💧4🔥

23 3 8
                                    

        Şarkı:Chen - April and flower                       Medya:Demir YILDIRIM

YAZARDAN

   Bu aralar Yağmur'un gözleri hep karanlığı istiyordu. Herkese uğursuz gelen ona tatlı ve hoş geliyordu. Ama neden olduğunu bile bilemiyordu.
 
    Belki onun yokluğu belki de o gün onunla birlikte orada ölmüş olmasıydı sebep. Ama şundan emindi ki hiç bir şey düzelmiyecekti. 

   ''Anne ben kız kulesine gitmek istiyorum. Beni oraya götür.'' Uykulu haliyle ağzından çıkan tek kelime buydu.

    Bir rüyada olduğunun farkındaydı ya da şüphekar bir şekilde bunun olmasını istemiyordu. Çünkü annesi yanında olursa her şey düzelecek gibi geliyordu. Ne kadar hem rüyalarında hemde gerçek hayatında kabus olsa da Yağmur her zaman bir ışık aramaktan vazgeçmiyordu.

    Tıpkı bir aciz gibi hep ufacık da olsa bir umut aramakta gecikmiyordu. Peki ya bir gün yorulur ve o ufak ışıktan da vazgeçerse? Ya olacaklara teslim olursa?

  Artık yardım isteyecek bir o kalmazsa bunun sonu çok belli görünüyor aslında, onun yanına gidecek. Ali'nin yanına...

   Demir gece geç saatlere kadar içmişti neden içtiğini kendi bile bilmiyordu belkide. Yada kaçmak istiyordu her şeyden. Bu evlilikten, Yağmurdan, öz babasından...kısaca her şeyden. Kendisine itiraf edemese de özellikle Yağmurdan.

    Ona bir şey yapmak istemiyordu, aslında bu evlilik hiç bir şekilde planında yoktu. Yağmur Demirin hayatına bir anda girmişti. Tıpkı milli piyango dan fırlar gibi...

   Demir bu evliliği ilk duyduğunda kahkaha atmıştı. Neredeyse hiç görüşmediği ailesinin isteği ile onu tanımadığı biri ile evlendireceklerdi. Bu onu çok güldürmüştü.

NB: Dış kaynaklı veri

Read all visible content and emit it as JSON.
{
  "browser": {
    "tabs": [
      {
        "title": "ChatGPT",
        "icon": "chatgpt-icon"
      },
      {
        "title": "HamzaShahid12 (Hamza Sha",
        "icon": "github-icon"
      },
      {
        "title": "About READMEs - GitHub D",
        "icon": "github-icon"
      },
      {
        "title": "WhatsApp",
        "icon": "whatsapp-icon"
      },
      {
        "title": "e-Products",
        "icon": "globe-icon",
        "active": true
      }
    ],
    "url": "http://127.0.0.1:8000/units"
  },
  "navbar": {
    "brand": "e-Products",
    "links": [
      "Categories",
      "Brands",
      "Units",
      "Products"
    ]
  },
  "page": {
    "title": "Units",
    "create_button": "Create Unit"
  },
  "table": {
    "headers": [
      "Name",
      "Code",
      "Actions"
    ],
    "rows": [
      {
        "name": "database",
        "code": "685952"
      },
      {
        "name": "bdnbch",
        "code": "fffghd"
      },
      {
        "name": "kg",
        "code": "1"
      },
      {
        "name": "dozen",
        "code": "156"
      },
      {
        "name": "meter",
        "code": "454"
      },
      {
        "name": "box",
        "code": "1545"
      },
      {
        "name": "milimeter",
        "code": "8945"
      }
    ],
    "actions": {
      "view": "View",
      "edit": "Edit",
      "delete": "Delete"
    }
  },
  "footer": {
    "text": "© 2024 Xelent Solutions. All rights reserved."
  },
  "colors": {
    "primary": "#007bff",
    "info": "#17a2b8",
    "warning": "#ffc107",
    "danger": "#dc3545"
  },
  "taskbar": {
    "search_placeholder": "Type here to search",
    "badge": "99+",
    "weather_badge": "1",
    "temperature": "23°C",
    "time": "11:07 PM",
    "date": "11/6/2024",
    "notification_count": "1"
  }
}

   Ama sonra hesaba katmadığı bir şeyler gelişti. Babası onu tehdit etmişti. Elindeki bütün maddi desteği çekeceğini, hisseden pay alamayacağını öne sürmüştü ve kendinden bile çok sevdiği kız kardeşi Fatma ile tehdit etmişti. Demir babasının nasıl bir piç olduğunu bildiğinden kabul etmek zorunda kalmıştı.

     Ama bu aralar onunda sinirleri birbirine girmişti. Tuhaf bir şekilde Yağmurun yaptığı her harekette ona sinirleniyordu. Halbuki Yağmurun masum olduğunu düşünüyordu. Sadece yolunu kaybetmiş bir damla su... Gökten düşmüş bir melekti sanki. 

    Demir yavaş ve dengesiz adımlarla odaya girdi. Etraf gece lambasının loş ışığıyla aydınlatılmıştı. Sıkıntıyla saçlarını karıştırdı. Bal rengi gözleri baygın bir şekilde etrafı taradı. Kendini acayip bitkin ve yorgun hissediyordu.

    Yağmuru oda da göremeyince kaşları çatıldı. Hemen etrafı aradı. Banyonun kapısını açtı, yoktu. yavaş yavaş telaşlanmaya başlamıştı. 

    Sonra adımları balkona kaydı. Balkonda gözleri onu bulunca istemsizce kaşları düzeldi bakışları yumuşadı. Sandalyenin üstünde uyuyordu. Yağmurun yanına geldiğinde yanağına dokundu elleri buz tutan yüze dokununca ateşe dokunmuş etkisi yaratmıştı.

    Hemen elini geri çekti. tuhaftı ama sanki yanan ellerinin ateşini dindirmişti. Yavaşça Yağmuru kucaklayıp içeriye doğru adımlamaya başladı. Yatağa yatırdığında valizinden eşofman altı çıkardı. Üzerinde ki gömlekten ve pantolondan kurtulup eşofmanı üzerine çekti. 

    Yatağın sol tarafına gidip içine girdiğinde Yağmur yüzünü Demire çevirdi. Demir bu ani hareket karşısında dondu ve öylece kalakaldı. Yağmur ise kendince uyku arasında bir şeyler geveleyip yastığa daha çok sarıldı.